Btw when I say a cute couple, I'm referring to Jack and Estelle, not Leo and Nikos. Just to be clear on that.

Monday, 23 March 2009

Tip of the iceberg

It's 1% inspiration against 99% perspiration, as Edison famously said. Putting up some of those Fangleworths images reminded me how much work we did to develop the Mirabilis story and characters.

Early versions experimented with a more modern style of army uniform:

which we decided just wasn't working. Possibly it would have been more historically accurate (the story starts in 1901) but I always go by Emerson's advice that "a foolish consistency is the hobgoblin of little minds." The flamboyant hussar's uniform that Leo eventually chose is much more in keeping with Jack's dashing (over-) romanticism.

As you can see, in that very early version Jack looked about twelve years old. As we worked on character development, both he and Estelle became more attractive. And we opted to give Estelle more of a look that modern readers would find relatable. She cuts her own hair (with garden shears, as a matter of fact) and that was part of the character description from day one, so we were able to avoid any Princess Leia grannified weirdness.

All this work takes time, and even though it may seem blindingly obvious that the finished version is miles better, it isn't always obvious when you're groping your way through the maze of creative choices. More on this here.




Friday, 20 March 2009

Only connect!

As Roz has been talking about her new writing tips site all week, I've been analyzing my craft a little more than usual.
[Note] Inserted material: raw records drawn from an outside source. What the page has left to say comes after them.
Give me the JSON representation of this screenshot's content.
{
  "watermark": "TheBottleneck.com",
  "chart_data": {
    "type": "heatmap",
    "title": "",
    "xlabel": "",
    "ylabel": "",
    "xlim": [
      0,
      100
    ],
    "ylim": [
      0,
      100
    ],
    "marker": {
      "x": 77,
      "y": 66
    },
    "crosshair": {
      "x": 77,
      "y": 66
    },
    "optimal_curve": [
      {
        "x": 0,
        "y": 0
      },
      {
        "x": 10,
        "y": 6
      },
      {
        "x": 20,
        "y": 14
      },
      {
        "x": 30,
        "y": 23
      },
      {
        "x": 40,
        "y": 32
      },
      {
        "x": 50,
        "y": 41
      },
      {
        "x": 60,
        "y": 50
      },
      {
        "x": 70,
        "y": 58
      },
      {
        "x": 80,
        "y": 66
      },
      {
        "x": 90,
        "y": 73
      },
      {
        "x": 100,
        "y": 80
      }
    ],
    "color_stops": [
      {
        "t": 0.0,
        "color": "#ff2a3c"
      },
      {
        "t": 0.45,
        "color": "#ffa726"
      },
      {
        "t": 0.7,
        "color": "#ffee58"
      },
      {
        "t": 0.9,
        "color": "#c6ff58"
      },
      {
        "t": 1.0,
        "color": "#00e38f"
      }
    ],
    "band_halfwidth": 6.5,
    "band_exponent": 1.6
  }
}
Today musing on all the techniques you can use to make readers care about a character. You can show the character:

  • being resourceful
  • being brave
  • being clever (not the same as merely resourceful btw)
  • doing a good deed ("save the cat")
  • being unfairly treated (“kill the cat”)
  • standing up against unfairness or injustice
  • doing something we can relate to – especially if funny, but can be as simple as cleaning teeth, having breakfast, if made into an interesting “bit of business”
  • being in a relationship we can connect with
  • in a situation we recognize – hot/cold, needing a pee, late for a meeting, etc.
  • being interesting – this is how an audaciously badly-behaved, rude or even evil character can be made very compelling: what will they do next?

…& what DOESN'T work:

Making them
merely strong or lucky. (Although boys of a certain age do grok power fantasies.)